After working within the Linaro community and several years as lead of the test development within ADIT, he became software project leader. The projects mainly target OSS based in-vehicle-infotainment base platforms on various hardware variants. Nowadays also build infrastructure as well as software base platforms for autonomous driving products are in his responsibility.
How long have you been active in open source?
My first open source work was done as a user. While I was studying in Sweden in 2006, a friend and I collected old university PCs from the electronic scrap and installed Ubuntu 6.10 on them. Afterwards we maintained and distributed them to exchange students who couldn’t afford an own laptop or PC.
Really active in open source, I became a member of the Freescale landing team within Linaro in 2011 to drive ARM Kernel and BSP development for i.mx6 SoC forward.
Tell us about your favorite open source project and what problems did it aim to solve?
It is really hard to define my favorite open source project as they are everywhere in my life. My private NextCloudPi gives me full control over my data. Home Assistant integrated perfectly with ESPHome and is helping me to automate tasks in my flat and surrounding for higher convenience and energy savings. LineageOS, CarbonROM, /e/ brought back new life to old smartphones serving as daily drivers for my kids and parents making technology more sustainable.

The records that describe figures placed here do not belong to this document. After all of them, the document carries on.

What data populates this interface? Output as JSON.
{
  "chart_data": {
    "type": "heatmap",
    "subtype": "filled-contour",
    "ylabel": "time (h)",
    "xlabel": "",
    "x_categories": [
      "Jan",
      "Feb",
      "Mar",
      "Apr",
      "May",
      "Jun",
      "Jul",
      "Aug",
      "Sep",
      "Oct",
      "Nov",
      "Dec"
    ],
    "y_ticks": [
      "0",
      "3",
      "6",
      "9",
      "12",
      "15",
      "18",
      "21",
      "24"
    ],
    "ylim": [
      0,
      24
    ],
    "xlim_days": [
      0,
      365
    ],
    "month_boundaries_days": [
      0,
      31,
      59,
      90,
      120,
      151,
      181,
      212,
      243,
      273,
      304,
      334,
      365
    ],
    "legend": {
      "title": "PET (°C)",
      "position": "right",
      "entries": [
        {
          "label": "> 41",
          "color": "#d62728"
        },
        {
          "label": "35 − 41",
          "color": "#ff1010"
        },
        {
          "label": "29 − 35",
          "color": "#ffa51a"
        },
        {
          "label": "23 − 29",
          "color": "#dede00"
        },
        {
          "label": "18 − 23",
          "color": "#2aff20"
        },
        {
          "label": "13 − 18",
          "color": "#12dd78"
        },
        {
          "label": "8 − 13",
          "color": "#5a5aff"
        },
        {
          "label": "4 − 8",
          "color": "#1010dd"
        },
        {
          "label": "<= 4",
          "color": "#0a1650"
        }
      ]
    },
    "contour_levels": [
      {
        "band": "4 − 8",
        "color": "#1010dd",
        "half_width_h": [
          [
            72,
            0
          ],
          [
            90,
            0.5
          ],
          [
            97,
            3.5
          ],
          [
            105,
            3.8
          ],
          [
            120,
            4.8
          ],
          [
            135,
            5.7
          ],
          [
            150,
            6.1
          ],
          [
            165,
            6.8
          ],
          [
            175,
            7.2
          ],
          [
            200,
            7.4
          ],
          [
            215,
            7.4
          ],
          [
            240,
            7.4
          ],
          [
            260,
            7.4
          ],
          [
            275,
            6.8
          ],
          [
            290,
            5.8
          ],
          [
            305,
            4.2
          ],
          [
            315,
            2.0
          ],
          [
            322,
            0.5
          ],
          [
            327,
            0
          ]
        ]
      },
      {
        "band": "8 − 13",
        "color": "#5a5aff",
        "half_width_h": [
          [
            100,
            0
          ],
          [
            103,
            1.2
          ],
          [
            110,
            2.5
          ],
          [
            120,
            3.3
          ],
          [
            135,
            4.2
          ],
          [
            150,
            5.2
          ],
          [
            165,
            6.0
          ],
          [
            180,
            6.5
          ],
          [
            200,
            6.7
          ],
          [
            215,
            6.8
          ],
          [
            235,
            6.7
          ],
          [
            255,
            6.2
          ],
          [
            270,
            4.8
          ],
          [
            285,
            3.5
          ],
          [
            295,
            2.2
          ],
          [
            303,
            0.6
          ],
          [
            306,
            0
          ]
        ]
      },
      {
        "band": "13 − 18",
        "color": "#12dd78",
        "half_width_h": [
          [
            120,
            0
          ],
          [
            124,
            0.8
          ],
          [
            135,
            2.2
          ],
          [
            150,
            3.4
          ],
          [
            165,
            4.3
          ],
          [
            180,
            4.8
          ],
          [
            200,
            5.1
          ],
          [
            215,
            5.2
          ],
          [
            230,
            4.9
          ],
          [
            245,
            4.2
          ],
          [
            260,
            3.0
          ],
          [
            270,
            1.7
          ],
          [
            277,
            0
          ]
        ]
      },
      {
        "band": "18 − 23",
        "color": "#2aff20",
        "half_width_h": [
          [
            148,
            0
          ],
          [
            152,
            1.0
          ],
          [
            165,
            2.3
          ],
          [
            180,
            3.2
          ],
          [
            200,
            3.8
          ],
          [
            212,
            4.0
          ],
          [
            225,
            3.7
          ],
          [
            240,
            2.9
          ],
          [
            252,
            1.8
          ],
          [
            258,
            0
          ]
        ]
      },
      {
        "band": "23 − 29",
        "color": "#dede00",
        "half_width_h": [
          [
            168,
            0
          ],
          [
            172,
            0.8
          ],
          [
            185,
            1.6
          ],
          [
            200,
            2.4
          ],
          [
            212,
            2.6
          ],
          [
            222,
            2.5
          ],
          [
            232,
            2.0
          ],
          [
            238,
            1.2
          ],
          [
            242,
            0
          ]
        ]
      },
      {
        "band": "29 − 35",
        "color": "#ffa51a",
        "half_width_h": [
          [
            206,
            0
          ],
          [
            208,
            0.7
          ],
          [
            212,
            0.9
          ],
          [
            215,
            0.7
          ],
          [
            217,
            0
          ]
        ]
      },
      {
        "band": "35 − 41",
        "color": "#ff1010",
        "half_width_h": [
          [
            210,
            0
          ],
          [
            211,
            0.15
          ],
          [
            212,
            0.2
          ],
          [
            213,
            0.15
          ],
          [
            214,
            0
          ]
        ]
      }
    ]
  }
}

Thanks to projects likes Linux Mint, which shows decent performance even on old devices, old PCs and laptops get a second life. On devices tools like LibreOffice, Red Notebook, Freeplane, Arduino IDE, VS Code and others, help me to structure my day and increase productivity. For fun and entertainment there are projects such as Kodi and RetroPie.
Overall, I am pretty sure everyone touches open source at one time or another, since open source software rules the world. It is there, where people need it. From the people for the people. A big thanks and kudos to all of you who participate in open source projects.

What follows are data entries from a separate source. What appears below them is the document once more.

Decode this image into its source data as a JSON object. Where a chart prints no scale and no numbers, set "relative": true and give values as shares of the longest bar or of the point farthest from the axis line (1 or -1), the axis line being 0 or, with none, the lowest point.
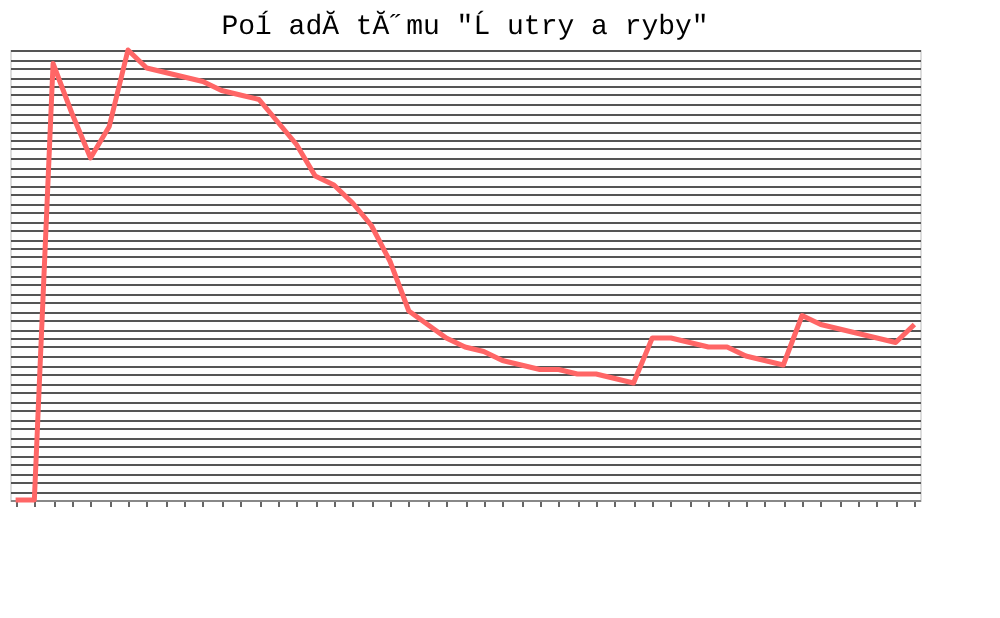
{
  "chart_data": {
    "type": "line",
    "title": "Poĺ adĂ­ tĂ˝mu \"Ĺ utry a ryby\"",
    "relative": true,
    "grid": "y",
    "tick_labels": false,
    "marker": "none",
    "line_style": "solid",
    "categories": [
      null,
      null,
      null,
      null,
      null,
      null,
      null,
      null,
      null,
      null,
      null,
      null,
      null,
      null,
      null,
      null,
      null,
      null,
      null,
      null,
      null,
      null,
      null,
      null,
      null,
      null,
      null,
      null,
      null,
      null,
      null,
      null,
      null,
      null,
      null,
      null,
      null,
      null,
      null,
      null,
      null,
      null,
      null,
      null,
      null,
      null,
      null,
      null,
      null
    ],
    "series": [
      {
        "color": "#ff6666",
        "values": [
          0,
          0,
          0.97,
          0.86,
          0.76,
          0.83,
          1,
          0.96,
          0.95,
          0.94,
          0.93,
          0.91,
          0.9,
          0.89,
          0.84,
          0.79,
          0.72,
          0.7,
          0.66,
          0.61,
          0.53,
          0.42,
          0.39,
          0.36,
          0.34,
          0.33,
          0.31,
          0.3,
          0.29,
          0.29,
          0.28,
          0.28,
          0.27,
          0.26,
          0.36,
          0.36,
          0.35,
          0.34,
          0.34,
          0.32,
          0.31,
          0.3,
          0.41,
          0.39,
          0.38,
          0.37,
          0.36,
          0.35,
          0.39
        ]
      }
    ]
  }
}
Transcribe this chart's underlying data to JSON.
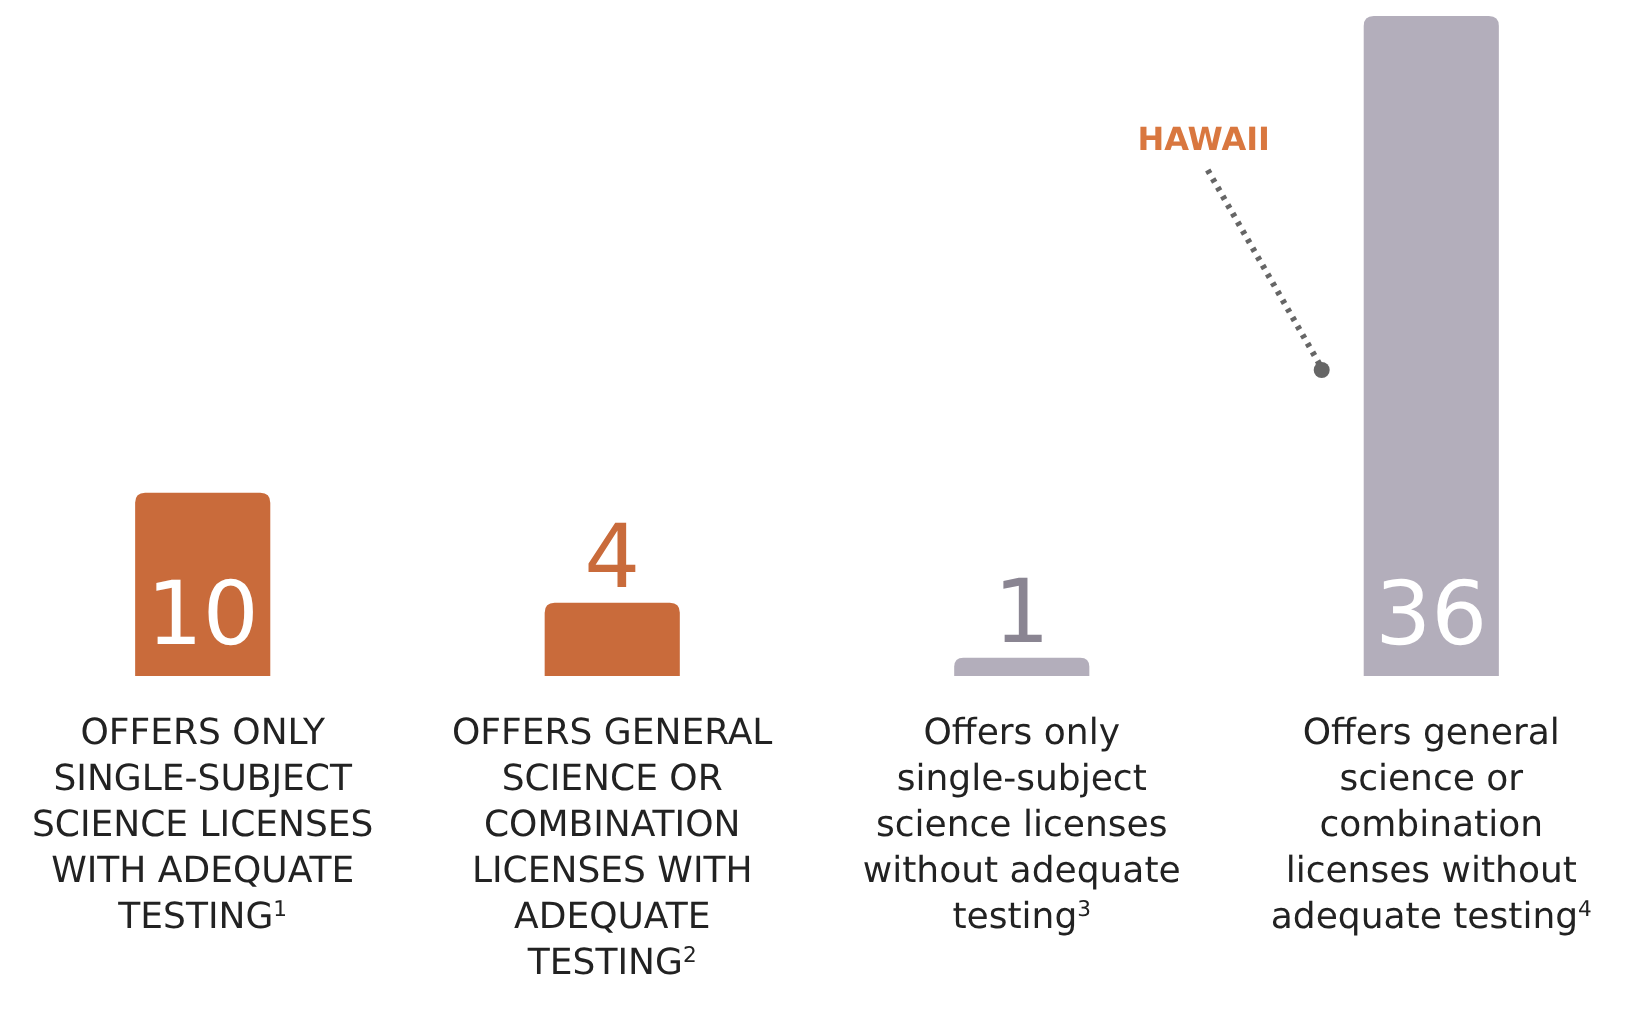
{
  "chart_data": {
    "type": "bar",
    "categories": [
      "OFFERS ONLY SINGLE-SUBJECT SCIENCE LICENSES WITH ADEQUATE TESTING$^{1}$",
      "OFFERS GENERAL SCIENCE OR COMBINATION LICENSES WITH ADEQUATE TESTING$^{2}$",
      "Offers only single-subject science licenses without adequate testing$^{3}$",
      "Offers general science or combination licenses without adequate testing$^{4}$"
    ],
    "values": [
      10,
      4,
      1,
      36
    ],
    "colors": [
      "#c96b3b",
      "#c96b3b",
      "#b3aebb",
      "#b3aebb"
    ],
    "data_labels": true,
    "annotations": [
      "HAWAII"
    ]
  }
}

What roles and/or working groups do you have or participate in?
I am acting as an ELISA ambassador and was recently elected as a technical steering committee member.

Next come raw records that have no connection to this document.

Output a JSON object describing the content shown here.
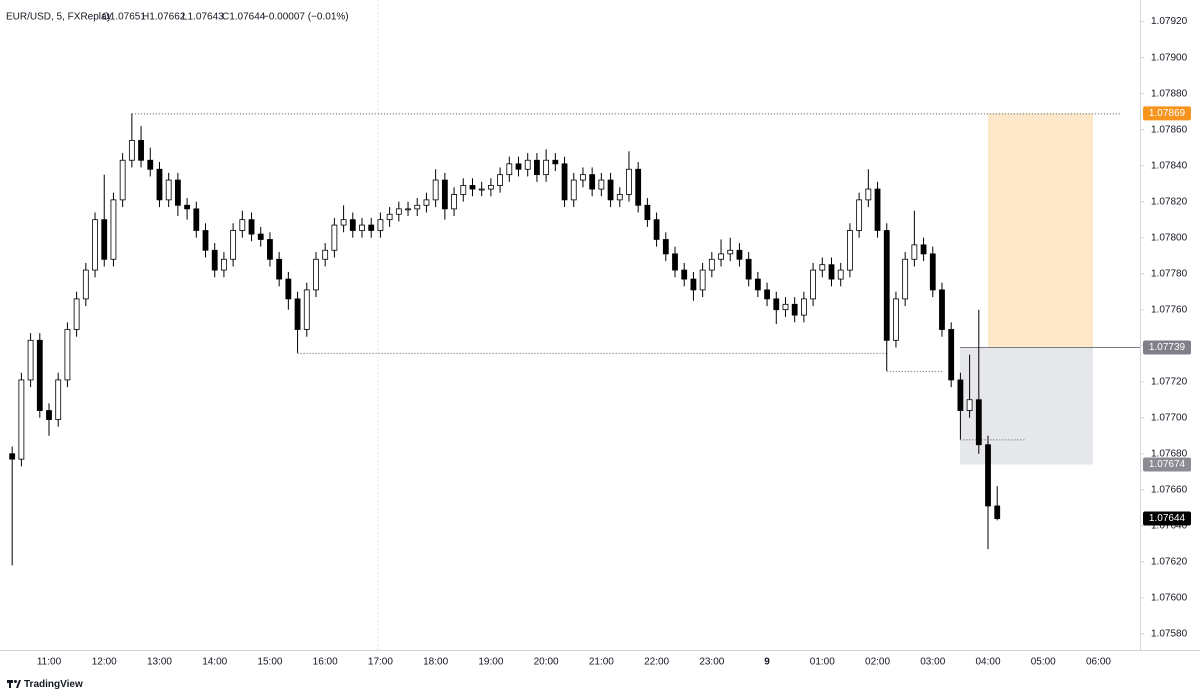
{
  "header": {
    "symbol": "EUR/USD, 5, FXReplay",
    "open": "O1.07651",
    "high": "H1.07662",
    "low": "L1.07643",
    "close": "C1.07644",
    "change": "−0.00007 (−0.01%)"
  },
  "footer": {
    "brand": "TradingView"
  },
  "chart_data": {
    "type": "candlestick",
    "categories": [
      null,
      null,
      null,
      null,
      "11:00",
      null,
      null,
      null,
      null,
      null,
      "12:00",
      null,
      null,
      null,
      null,
      null,
      "13:00",
      null,
      null,
      null,
      null,
      null,
      "14:00",
      null,
      null,
      null,
      null,
      null,
      "15:00",
      null,
      null,
      null,
      null,
      null,
      "16:00",
      null,
      null,
      null,
      null,
      null,
      "17:00",
      null,
      null,
      null,
      null,
      null,
      "18:00",
      null,
      null,
      null,
      null,
      null,
      "19:00",
      null,
      null,
      null,
      null,
      null,
      "20:00",
      null,
      null,
      null,
      null,
      null,
      "21:00",
      null,
      null,
      null,
      null,
      null,
      "22:00",
      null,
      null,
      null,
      null,
      null,
      "23:00",
      null,
      null,
      null,
      null,
      null,
      "9",
      null,
      null,
      null,
      null,
      null,
      "01:00",
      null,
      null,
      null,
      null,
      null,
      "02:00",
      null,
      null,
      null,
      null,
      null,
      "03:00",
      null,
      null,
      null,
      null,
      null,
      "04:00",
      null,
      null,
      null,
      null,
      null,
      "05:00",
      null,
      null,
      null,
      null,
      null,
      "06:00",
      null,
      null
    ],
    "open": [
      1.0768,
      1.07677,
      1.07721,
      1.07743,
      1.07704,
      1.07699,
      1.07721,
      1.07749,
      1.07766,
      1.07782,
      1.0781,
      1.07788,
      1.07821,
      1.07843,
      1.07854,
      1.07843,
      1.07838,
      1.07821,
      1.07832,
      1.07818,
      1.07816,
      1.07804,
      1.07793,
      1.07782,
      1.07788,
      1.07804,
      1.0781,
      1.07802,
      1.07799,
      1.07788,
      1.07777,
      1.07766,
      1.07749,
      1.07771,
      1.07788,
      1.07793,
      1.07807,
      1.0781,
      1.07804,
      1.07807,
      1.07804,
      1.0781,
      1.07813,
      1.07816,
      1.07816,
      1.07818,
      1.07821,
      1.07832,
      1.07816,
      1.07824,
      1.07829,
      1.07827,
      1.07827,
      1.07829,
      1.07835,
      1.07841,
      1.07838,
      1.07843,
      1.07835,
      1.07843,
      1.07841,
      1.07821,
      1.07832,
      1.07835,
      1.07827,
      1.07832,
      1.07821,
      1.07824,
      1.07838,
      1.07818,
      1.0781,
      1.07799,
      1.07791,
      1.07782,
      1.07777,
      1.07771,
      1.07782,
      1.07788,
      1.07791,
      1.07793,
      1.07788,
      1.07777,
      1.07771,
      1.07766,
      1.0776,
      1.07763,
      1.07757,
      1.07766,
      1.07782,
      1.07785,
      1.07777,
      1.07782,
      1.07804,
      1.07821,
      1.07827,
      1.07804,
      1.07743,
      1.07766,
      1.07788,
      1.07796,
      1.07791,
      1.07771,
      1.07749,
      1.07721,
      1.07704,
      1.0771,
      1.07685,
      1.07651,
      null,
      null,
      null,
      null,
      null,
      null,
      null,
      null,
      null,
      null,
      null,
      null,
      null
    ],
    "high": [
      1.07684,
      1.07725,
      1.07747,
      1.07747,
      1.07708,
      1.07725,
      1.07753,
      1.0777,
      1.07786,
      1.07814,
      1.07835,
      1.07825,
      1.07847,
      1.07869,
      1.07862,
      1.0785,
      1.07842,
      1.07836,
      1.07836,
      1.07822,
      1.0782,
      1.07808,
      1.07797,
      1.07792,
      1.07808,
      1.07815,
      1.07814,
      1.07806,
      1.07803,
      1.07792,
      1.07781,
      1.0777,
      1.07775,
      1.07792,
      1.07797,
      1.07811,
      1.07818,
      1.07814,
      1.07811,
      1.07811,
      1.07814,
      1.07817,
      1.0782,
      1.0782,
      1.07822,
      1.07825,
      1.07838,
      1.07836,
      1.07828,
      1.07833,
      1.07833,
      1.07831,
      1.07833,
      1.07839,
      1.07845,
      1.07845,
      1.07847,
      1.07847,
      1.07849,
      1.07847,
      1.07845,
      1.07836,
      1.07839,
      1.07839,
      1.07836,
      1.07836,
      1.07828,
      1.07848,
      1.07842,
      1.07822,
      1.07814,
      1.07803,
      1.07795,
      1.07786,
      1.07781,
      1.07786,
      1.07792,
      1.07799,
      1.078,
      1.07797,
      1.07792,
      1.07781,
      1.07775,
      1.0777,
      1.07767,
      1.07767,
      1.0777,
      1.07786,
      1.07789,
      1.07789,
      1.07786,
      1.07808,
      1.07825,
      1.07838,
      1.07831,
      1.07808,
      1.0777,
      1.07792,
      1.07815,
      1.078,
      1.07795,
      1.07775,
      1.07753,
      1.07725,
      1.07735,
      1.0776,
      1.0769,
      1.07662,
      null,
      null,
      null,
      null,
      null,
      null,
      null,
      null,
      null,
      null,
      null,
      null,
      null
    ],
    "low": [
      1.07618,
      1.07673,
      1.07717,
      1.077,
      1.0769,
      1.07695,
      1.07717,
      1.07745,
      1.07762,
      1.07778,
      1.07784,
      1.07784,
      1.07817,
      1.07839,
      1.07839,
      1.07834,
      1.07817,
      1.07817,
      1.07812,
      1.0781,
      1.078,
      1.07789,
      1.07778,
      1.07778,
      1.07784,
      1.078,
      1.07798,
      1.07795,
      1.07784,
      1.07773,
      1.0776,
      1.07736,
      1.07745,
      1.07767,
      1.07784,
      1.07789,
      1.07803,
      1.078,
      1.078,
      1.078,
      1.078,
      1.07806,
      1.07809,
      1.07812,
      1.07812,
      1.07814,
      1.07817,
      1.0781,
      1.07812,
      1.0782,
      1.07823,
      1.07823,
      1.07823,
      1.07825,
      1.07831,
      1.07834,
      1.07834,
      1.07831,
      1.07831,
      1.07837,
      1.07817,
      1.07817,
      1.07828,
      1.07823,
      1.07823,
      1.07817,
      1.07817,
      1.0782,
      1.07814,
      1.07806,
      1.07795,
      1.07787,
      1.07778,
      1.07773,
      1.07765,
      1.07767,
      1.07778,
      1.07784,
      1.07787,
      1.07784,
      1.07773,
      1.07767,
      1.07762,
      1.07752,
      1.07756,
      1.07753,
      1.07753,
      1.07762,
      1.07778,
      1.07773,
      1.07773,
      1.07778,
      1.078,
      1.07817,
      1.078,
      1.07726,
      1.07739,
      1.07762,
      1.07784,
      1.07787,
      1.07767,
      1.07745,
      1.07717,
      1.07688,
      1.077,
      1.0768,
      1.07627,
      1.07643,
      null,
      null,
      null,
      null,
      null,
      null,
      null,
      null,
      null,
      null,
      null,
      null,
      null
    ],
    "close": [
      1.07677,
      1.07721,
      1.07743,
      1.07704,
      1.07699,
      1.07721,
      1.07749,
      1.07766,
      1.07782,
      1.0781,
      1.07788,
      1.07821,
      1.07843,
      1.07854,
      1.07843,
      1.07838,
      1.07821,
      1.07832,
      1.07818,
      1.07816,
      1.07804,
      1.07793,
      1.07782,
      1.07788,
      1.07804,
      1.0781,
      1.07802,
      1.07799,
      1.07788,
      1.07777,
      1.07766,
      1.07749,
      1.07771,
      1.07788,
      1.07793,
      1.07807,
      1.0781,
      1.07804,
      1.07807,
      1.07804,
      1.0781,
      1.07813,
      1.07816,
      1.07816,
      1.07818,
      1.07821,
      1.07832,
      1.07816,
      1.07824,
      1.07829,
      1.07827,
      1.07827,
      1.07829,
      1.07835,
      1.07841,
      1.07838,
      1.07843,
      1.07835,
      1.07843,
      1.07841,
      1.07821,
      1.07832,
      1.07835,
      1.07827,
      1.07832,
      1.07821,
      1.07824,
      1.07838,
      1.07818,
      1.0781,
      1.07799,
      1.07791,
      1.07782,
      1.07777,
      1.07771,
      1.07782,
      1.07788,
      1.07791,
      1.07793,
      1.07788,
      1.07777,
      1.07771,
      1.07766,
      1.0776,
      1.07763,
      1.07757,
      1.07766,
      1.07782,
      1.07785,
      1.07777,
      1.07782,
      1.07804,
      1.07821,
      1.07827,
      1.07804,
      1.07743,
      1.07766,
      1.07788,
      1.07796,
      1.07791,
      1.07771,
      1.07749,
      1.07721,
      1.07704,
      1.0771,
      1.07685,
      1.07651,
      1.07644,
      null,
      null,
      null,
      null,
      null,
      null,
      null,
      null,
      null,
      null,
      null,
      null,
      null
    ],
    "up_color": "#ffffff",
    "down_color": "#000000",
    "outline_color": "#000000",
    "ylim": [
      1.07571,
      1.07932
    ],
    "yticks": [
      {
        "value": 1.0758,
        "label": "1.07580"
      },
      {
        "value": 1.076,
        "label": "1.07600"
      },
      {
        "value": 1.0762,
        "label": "1.07620"
      },
      {
        "value": 1.0764,
        "label": "1.07640"
      },
      {
        "value": 1.0766,
        "label": "1.07660"
      },
      {
        "value": 1.0768,
        "label": "1.07680"
      },
      {
        "value": 1.077,
        "label": "1.07700"
      },
      {
        "value": 1.0772,
        "label": "1.07720"
      },
      {
        "value": 1.0774,
        "label": "1.07740"
      },
      {
        "value": 1.0776,
        "label": "1.07760"
      },
      {
        "value": 1.0778,
        "label": "1.07780"
      },
      {
        "value": 1.078,
        "label": "1.07800"
      },
      {
        "value": 1.0782,
        "label": "1.07820"
      },
      {
        "value": 1.0784,
        "label": "1.07840"
      },
      {
        "value": 1.0786,
        "label": "1.07860"
      },
      {
        "value": 1.0788,
        "label": "1.07880"
      },
      {
        "value": 1.079,
        "label": "1.07900"
      },
      {
        "value": 1.0792,
        "label": "1.07920"
      }
    ],
    "price_labels": [
      {
        "value": 1.07869,
        "label": "1.07869",
        "color": "#f7941d"
      },
      {
        "value": 1.07739,
        "label": "1.07739",
        "color": "#7f8087"
      },
      {
        "value": 1.07674,
        "label": "1.07674",
        "color": "#8b8c93"
      },
      {
        "value": 1.07644,
        "label": "1.07644",
        "color": "#000000"
      }
    ]
  }
}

I host meetings, act as moderator, write minutes and jump in where I can help to drive topics forward and where my support is needed or wished. For technical content, I mainly contribute within the Automotive Working Group, where I benefit from my many years background in Linux for Automotive.
Where do you see the ELISA Project in three years?
Since I am primarily active in the Automotive WG, I would like to try to make a forecast for this group. In 3 years, we will have completed and showcased our first use case, which is a telltale application.The created work products will act as a blueprint to get the first fully Linux-based instrument cluster on the market.
What is the biggest strength of the ELISA community?
The biggest strength of the ELISA community is the diversity, which we achieve with experts from many different working fields, domains, industries and interests from all across the globe. The diversity of perspectives, coupled with the transparency and communication, is crucial to the success of safety relevant projects. By sharing our concepts, we get a lot of feedback from e.g. the Linux and the safety community. Of course there are passionate in-depth difficult discussions, but these are open and not driven by commercial interests. Risks, potential gaps or also any other concern is addressed from the beginning.
If we continue on this path, the results from the ELISA community can act as state-of-art technology and as a benchmark for many safety critical systems in the future. We contribute to a safer world.
What’s your favorite quote?
“Be yourself (no matter what they say)” – by Sting
3 Fun Facts:
- I once repaired an entertainment system of a plane during the flight and asked the pilot if he could use the internet connection in the cockpit to search for a Windows NT dll file for me. If you are curious about the root cause, get in touch with me.
- Already twice I have been on an overseas business trip and my luggage was delayed for so long that it got delivered only the day before departing again. Luckily, I bought at least a T-Shirt in Paris before going to NYC.
- I built an Arudino based music player with RFID and arcade button control. It took me a year from the first PoC to be robust enough for my kids. At the time I was done, my daughter learnt how to use an Android phone and preferred a touch display and cover flow. So I put a custom rom on a phone, flashed it, and removed any unintended services to make it a kids-ready data-privacy device. This took me only a week in the end.